Baroness Vere of Norbiton was appointed as a Parliamentary Under Secretary of State at the Department for Transport in April 2019.
As part of her remit she has responsibility for Roads (including National Highways); Motoring agencies (DVSA, DVLA, VCA); Buses and taxis; Light rail (including tram, underground and metro systems); Devolution (including union connectivity and London transport).
During her keynote speech, the minister said that local authorities have a crucial role to play in many areas of the decarbonisation agenda.
“Local Transport Plans will now need to set out how quantifiable carbon reductions will be achieved in local areas, with future transport funding dependent on these plans being robust, ambitious and achievable,” she told delegates.

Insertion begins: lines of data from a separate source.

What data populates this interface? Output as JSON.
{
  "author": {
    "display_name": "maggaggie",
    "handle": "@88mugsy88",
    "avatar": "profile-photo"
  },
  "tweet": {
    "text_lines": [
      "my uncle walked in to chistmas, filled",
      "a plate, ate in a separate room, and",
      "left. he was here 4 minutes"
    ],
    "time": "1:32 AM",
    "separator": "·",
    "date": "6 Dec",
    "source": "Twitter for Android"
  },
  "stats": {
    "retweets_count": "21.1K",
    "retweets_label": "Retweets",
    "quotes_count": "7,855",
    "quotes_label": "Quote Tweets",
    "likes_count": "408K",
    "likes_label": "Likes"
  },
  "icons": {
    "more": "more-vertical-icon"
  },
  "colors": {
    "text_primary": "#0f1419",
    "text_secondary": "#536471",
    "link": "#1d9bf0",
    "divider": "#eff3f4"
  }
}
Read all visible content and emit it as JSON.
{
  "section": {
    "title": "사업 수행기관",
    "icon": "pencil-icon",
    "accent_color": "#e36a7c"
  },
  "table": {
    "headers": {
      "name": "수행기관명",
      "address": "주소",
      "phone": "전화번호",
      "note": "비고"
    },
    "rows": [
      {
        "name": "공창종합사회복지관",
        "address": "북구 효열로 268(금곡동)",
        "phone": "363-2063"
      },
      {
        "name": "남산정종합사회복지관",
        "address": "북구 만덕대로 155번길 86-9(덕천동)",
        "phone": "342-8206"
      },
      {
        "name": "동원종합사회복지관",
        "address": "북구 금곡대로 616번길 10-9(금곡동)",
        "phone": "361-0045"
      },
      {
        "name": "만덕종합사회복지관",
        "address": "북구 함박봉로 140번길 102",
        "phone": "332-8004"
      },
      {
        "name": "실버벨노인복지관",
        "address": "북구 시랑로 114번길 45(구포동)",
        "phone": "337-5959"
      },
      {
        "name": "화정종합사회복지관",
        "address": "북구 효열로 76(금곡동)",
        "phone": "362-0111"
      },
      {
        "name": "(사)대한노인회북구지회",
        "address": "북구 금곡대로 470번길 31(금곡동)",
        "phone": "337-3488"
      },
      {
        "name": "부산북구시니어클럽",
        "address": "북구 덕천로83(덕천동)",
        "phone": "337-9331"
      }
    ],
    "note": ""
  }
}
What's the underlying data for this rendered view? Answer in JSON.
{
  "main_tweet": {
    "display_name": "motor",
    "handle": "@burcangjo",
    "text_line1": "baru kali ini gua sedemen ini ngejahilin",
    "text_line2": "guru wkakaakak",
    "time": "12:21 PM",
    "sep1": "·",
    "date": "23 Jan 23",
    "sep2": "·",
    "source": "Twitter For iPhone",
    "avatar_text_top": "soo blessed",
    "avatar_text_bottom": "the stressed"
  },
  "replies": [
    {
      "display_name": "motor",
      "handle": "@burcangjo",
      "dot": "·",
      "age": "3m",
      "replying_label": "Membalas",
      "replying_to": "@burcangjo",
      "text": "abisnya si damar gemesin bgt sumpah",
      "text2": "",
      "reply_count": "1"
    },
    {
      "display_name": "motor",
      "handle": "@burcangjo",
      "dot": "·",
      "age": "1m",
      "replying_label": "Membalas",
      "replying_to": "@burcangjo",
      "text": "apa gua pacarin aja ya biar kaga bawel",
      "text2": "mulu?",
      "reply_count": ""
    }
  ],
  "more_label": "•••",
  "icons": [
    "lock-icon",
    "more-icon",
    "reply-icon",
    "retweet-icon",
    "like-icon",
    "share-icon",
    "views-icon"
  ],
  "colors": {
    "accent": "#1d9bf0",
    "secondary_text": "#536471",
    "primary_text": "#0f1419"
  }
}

Looking ahead to COP26, Baroness Vere said the United Nations event offered an opportunity for the UK’s leadership to tackle climate change and “help inspire and challenge all nations to do the same”.
“Not just to mitigate the threats of climate change, but also to seize the opportunities of the green economy.
“That’s why we were the first advanced economy to make a 2050 net zero pledge, and why our sixth climate budget commits to a nearly 80% reduction by 2035.
“In July, we set out our plans to do just that through our Transport Decarbonisation Plan – our ‘green-print’ for net zero.
“It sets out not only how we intend to reduce emissions, but how we can improve our lives through travel.”
LCRIG’s mission is to facilitate fresh thinking in innovation and collaboration and to act as a conduit across the ‘highways community’.
The group’s annual conference Strictly Highways took place from 6-7 October. The event brings together the whole highways community, including the councils, the Department for Transport (DfT), academia and the industry associations. It enables everyone to learn about new innovation and technology, share experiences, receive updates from the DfT and showcases the industry associations.